Ей хотелось вывезти меня в свет в виде юного "распорядителя" на бальмонтовской лекции. Уже была придумана кем-то изящнейшая распорядительская розетка; к розетке был теперь необходим высокий мальчик в сером костюме. Мама льстила себя надеждой, что меня еще можно будет выпустить именно мальчиком, в таком детском, подростковом пиджачке, при галстуке, но в коротких штанишках "а-ль-англез". Бойскаутиком! Но, оглядев меня, она огорчилась: мальчик крепко вырос из таких одежек!
К Мандлю? К Мандлю меня водили в одиннадцатом году, когда папа был еще надворным.
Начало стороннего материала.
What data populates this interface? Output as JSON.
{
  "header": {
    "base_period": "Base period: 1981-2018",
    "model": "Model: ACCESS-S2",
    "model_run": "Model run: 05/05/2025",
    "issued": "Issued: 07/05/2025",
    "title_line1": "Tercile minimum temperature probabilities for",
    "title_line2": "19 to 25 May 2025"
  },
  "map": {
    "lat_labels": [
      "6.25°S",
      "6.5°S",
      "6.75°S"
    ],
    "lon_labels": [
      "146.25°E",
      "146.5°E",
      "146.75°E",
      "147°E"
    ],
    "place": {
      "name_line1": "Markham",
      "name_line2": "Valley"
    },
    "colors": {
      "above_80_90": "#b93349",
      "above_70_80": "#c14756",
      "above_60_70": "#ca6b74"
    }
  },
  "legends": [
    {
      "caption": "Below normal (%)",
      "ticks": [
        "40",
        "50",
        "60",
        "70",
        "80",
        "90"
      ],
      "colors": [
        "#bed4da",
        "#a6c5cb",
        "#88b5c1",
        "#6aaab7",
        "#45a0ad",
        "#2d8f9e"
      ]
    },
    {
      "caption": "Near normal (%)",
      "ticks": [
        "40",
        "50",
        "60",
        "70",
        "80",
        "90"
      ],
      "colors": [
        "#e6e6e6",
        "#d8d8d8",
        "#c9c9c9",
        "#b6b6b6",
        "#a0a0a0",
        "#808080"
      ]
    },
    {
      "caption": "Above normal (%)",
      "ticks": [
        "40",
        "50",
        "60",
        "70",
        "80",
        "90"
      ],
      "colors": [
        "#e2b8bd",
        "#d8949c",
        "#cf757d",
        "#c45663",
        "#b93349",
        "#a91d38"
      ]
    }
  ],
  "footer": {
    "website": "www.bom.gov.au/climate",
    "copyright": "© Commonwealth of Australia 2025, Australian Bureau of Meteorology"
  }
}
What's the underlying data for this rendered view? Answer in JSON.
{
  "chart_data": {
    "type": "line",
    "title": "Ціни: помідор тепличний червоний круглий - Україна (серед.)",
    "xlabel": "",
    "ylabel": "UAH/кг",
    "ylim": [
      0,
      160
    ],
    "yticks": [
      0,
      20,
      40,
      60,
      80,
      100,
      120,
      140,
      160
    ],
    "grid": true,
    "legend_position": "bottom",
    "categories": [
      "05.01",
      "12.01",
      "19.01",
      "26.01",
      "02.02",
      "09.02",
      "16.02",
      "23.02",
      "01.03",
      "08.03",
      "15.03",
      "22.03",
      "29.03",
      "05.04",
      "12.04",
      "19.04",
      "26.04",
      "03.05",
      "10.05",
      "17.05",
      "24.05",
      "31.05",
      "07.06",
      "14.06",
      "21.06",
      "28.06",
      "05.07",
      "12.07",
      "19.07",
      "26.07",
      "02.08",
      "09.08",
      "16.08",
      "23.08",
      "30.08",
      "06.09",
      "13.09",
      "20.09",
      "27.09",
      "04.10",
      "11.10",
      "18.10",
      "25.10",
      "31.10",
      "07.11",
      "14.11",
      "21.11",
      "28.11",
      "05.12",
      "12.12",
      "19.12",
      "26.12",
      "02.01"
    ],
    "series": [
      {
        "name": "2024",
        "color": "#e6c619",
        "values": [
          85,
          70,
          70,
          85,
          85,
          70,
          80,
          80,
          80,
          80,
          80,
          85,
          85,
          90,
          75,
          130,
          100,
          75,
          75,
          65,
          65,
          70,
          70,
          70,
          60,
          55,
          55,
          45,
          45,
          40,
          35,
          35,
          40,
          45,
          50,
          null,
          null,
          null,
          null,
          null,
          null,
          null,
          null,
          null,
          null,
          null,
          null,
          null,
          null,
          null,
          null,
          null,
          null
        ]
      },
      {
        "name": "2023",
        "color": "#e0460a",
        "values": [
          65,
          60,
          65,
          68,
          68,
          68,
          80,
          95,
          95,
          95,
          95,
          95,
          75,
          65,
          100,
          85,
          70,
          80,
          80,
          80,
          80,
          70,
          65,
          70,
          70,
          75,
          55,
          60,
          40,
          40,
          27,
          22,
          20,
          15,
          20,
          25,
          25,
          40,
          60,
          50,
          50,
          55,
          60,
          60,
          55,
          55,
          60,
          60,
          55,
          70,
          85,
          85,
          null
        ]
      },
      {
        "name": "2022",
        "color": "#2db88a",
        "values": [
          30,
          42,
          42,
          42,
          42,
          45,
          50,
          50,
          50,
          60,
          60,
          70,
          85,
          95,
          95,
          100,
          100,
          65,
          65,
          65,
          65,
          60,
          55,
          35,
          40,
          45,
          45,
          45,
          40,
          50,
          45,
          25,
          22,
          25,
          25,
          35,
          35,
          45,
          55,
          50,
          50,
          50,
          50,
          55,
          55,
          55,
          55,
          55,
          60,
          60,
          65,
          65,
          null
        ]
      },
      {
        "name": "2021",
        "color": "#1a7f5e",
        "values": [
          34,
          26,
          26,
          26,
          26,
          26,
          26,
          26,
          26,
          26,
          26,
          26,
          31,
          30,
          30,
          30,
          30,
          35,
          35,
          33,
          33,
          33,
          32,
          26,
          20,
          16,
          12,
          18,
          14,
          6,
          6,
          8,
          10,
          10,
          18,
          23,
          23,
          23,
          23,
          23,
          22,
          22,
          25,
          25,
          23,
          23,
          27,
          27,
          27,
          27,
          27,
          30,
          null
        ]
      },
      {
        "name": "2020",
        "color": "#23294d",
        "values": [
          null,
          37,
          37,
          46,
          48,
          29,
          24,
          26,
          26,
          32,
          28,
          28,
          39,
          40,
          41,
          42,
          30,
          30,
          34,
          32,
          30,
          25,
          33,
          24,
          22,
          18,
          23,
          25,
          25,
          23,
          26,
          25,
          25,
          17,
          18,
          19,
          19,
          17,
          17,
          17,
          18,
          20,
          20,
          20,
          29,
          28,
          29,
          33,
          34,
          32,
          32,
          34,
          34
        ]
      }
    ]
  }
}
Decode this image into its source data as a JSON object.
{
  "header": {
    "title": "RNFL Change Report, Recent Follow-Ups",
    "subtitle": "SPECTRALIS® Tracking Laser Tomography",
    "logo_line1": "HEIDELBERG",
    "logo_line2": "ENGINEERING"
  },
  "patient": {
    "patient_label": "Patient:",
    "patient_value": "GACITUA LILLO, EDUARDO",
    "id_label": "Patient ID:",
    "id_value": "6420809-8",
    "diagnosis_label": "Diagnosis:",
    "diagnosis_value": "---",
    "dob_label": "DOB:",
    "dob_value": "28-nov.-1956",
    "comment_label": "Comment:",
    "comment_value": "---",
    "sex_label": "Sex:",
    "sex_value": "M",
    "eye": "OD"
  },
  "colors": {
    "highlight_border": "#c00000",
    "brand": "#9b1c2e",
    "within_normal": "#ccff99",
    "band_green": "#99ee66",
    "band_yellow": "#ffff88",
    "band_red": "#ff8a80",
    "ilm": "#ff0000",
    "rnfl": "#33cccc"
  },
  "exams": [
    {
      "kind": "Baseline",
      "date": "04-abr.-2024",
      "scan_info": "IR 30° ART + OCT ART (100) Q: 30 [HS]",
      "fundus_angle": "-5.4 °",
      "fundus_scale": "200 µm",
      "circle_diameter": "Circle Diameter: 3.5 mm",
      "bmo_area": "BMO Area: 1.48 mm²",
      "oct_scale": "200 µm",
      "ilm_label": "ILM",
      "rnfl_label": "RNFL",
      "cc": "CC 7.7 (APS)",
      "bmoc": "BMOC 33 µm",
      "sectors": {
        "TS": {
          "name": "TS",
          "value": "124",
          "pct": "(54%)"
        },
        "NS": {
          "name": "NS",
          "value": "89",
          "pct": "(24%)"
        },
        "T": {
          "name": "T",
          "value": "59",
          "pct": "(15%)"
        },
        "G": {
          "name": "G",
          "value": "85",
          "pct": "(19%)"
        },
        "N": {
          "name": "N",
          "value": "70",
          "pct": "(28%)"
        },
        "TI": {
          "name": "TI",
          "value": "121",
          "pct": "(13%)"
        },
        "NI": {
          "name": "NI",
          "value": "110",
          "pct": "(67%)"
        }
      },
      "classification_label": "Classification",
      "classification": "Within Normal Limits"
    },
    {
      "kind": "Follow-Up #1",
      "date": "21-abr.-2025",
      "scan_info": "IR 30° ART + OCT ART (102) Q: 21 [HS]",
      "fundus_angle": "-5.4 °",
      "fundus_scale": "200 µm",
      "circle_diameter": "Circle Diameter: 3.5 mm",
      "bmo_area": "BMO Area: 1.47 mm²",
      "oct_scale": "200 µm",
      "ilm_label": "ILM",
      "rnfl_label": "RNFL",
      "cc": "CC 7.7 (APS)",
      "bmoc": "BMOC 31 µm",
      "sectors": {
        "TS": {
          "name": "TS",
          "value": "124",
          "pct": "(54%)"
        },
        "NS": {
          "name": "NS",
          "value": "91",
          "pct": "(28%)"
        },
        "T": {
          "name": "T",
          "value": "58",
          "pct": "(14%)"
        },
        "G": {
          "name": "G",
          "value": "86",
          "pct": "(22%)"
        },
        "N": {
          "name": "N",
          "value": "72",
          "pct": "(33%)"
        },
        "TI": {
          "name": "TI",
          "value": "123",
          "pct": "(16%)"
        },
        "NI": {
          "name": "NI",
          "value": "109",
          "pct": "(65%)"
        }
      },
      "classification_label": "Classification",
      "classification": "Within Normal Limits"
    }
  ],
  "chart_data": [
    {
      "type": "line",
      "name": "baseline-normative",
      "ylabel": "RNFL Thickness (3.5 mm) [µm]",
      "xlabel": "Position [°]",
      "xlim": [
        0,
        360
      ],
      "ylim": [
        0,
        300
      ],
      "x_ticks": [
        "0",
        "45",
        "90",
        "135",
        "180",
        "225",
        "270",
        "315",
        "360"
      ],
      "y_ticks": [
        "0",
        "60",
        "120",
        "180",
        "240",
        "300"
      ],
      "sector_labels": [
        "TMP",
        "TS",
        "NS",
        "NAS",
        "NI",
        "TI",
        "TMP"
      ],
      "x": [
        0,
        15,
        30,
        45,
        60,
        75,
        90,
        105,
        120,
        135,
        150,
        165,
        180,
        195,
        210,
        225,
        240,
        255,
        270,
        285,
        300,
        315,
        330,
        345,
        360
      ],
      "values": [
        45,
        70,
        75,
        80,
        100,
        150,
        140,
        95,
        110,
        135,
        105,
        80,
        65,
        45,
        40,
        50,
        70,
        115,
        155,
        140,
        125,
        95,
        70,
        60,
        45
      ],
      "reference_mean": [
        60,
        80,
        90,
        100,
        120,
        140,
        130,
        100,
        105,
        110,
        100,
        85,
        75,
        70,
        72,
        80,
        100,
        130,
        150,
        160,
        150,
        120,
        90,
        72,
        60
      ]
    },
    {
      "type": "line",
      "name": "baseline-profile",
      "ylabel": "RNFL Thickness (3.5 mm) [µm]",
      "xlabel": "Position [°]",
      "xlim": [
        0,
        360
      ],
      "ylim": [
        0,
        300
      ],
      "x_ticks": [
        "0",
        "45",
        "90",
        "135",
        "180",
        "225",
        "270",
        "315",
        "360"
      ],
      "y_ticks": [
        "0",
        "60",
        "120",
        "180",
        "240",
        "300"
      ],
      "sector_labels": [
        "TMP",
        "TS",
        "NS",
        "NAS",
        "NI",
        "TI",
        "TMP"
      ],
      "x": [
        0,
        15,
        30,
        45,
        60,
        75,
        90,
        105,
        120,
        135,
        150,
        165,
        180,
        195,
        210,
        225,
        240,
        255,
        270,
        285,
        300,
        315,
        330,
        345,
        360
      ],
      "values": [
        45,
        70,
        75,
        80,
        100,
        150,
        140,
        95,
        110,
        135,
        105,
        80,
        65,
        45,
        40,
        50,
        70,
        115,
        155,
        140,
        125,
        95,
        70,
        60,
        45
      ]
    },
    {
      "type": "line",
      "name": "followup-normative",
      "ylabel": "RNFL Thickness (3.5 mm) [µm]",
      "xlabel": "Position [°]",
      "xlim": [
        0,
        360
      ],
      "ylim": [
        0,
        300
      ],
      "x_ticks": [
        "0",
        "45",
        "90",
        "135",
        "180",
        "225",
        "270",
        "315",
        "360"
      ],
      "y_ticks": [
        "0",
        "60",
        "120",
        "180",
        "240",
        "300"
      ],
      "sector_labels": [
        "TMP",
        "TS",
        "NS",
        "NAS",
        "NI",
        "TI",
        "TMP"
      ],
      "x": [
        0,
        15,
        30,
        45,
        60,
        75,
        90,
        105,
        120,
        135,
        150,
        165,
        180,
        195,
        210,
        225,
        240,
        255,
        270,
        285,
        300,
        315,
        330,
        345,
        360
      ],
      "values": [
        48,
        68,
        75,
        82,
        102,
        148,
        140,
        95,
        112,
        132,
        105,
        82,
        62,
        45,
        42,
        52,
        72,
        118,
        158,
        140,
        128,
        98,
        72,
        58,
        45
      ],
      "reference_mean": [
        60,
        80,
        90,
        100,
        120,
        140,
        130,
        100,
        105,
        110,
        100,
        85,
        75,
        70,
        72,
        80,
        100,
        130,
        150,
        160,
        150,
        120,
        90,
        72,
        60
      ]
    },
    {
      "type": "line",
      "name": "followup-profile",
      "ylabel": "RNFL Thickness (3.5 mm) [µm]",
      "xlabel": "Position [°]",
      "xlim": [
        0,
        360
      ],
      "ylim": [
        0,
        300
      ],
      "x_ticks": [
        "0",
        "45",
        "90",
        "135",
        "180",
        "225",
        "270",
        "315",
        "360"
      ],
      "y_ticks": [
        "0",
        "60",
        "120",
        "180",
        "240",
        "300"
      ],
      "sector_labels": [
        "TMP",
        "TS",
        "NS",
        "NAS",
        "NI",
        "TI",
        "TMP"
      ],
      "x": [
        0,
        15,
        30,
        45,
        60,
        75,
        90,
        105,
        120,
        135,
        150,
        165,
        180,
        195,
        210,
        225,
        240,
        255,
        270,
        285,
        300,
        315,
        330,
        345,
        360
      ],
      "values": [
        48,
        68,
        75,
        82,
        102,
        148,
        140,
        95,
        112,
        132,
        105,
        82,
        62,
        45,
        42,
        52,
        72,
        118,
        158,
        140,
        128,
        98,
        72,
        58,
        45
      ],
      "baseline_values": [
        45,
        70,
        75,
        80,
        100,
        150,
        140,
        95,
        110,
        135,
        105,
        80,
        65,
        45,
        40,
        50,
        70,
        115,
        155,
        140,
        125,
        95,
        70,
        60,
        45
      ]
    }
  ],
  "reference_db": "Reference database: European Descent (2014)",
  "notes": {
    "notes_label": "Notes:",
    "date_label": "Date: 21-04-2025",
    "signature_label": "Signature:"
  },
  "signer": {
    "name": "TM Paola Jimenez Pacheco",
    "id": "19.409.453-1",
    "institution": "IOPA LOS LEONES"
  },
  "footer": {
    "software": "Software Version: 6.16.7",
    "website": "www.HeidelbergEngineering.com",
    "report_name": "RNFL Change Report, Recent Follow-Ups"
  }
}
Теперь он стал статским, а это требовало уже Эсдерса и Схефальса у Красного моста. И зачем все-таки эти мальчишки растут? Зачем идет время?!
У Эсдерса (там теперь швейная фабрика имени Володарского) я, от досады сутулясь и делая глупый вид, стоял перед гигантским зеркалом. Уже тогда – да и всю жизнь потом – передо мной маячили две самые страшные угрозы: а что если меня начнут кормить молоком с пенками? Или – еще тошнее – если меня заставят все время "примерять" какую-нибудь одежду?! Я был (да, грешным делом, и навсегда остался) совершенно равнодушным ко всяким одеяниям и стремился воочию показать это миловидным, но презренным барышням, поворачивавшим меня так и сяк перед тройным зеркалом.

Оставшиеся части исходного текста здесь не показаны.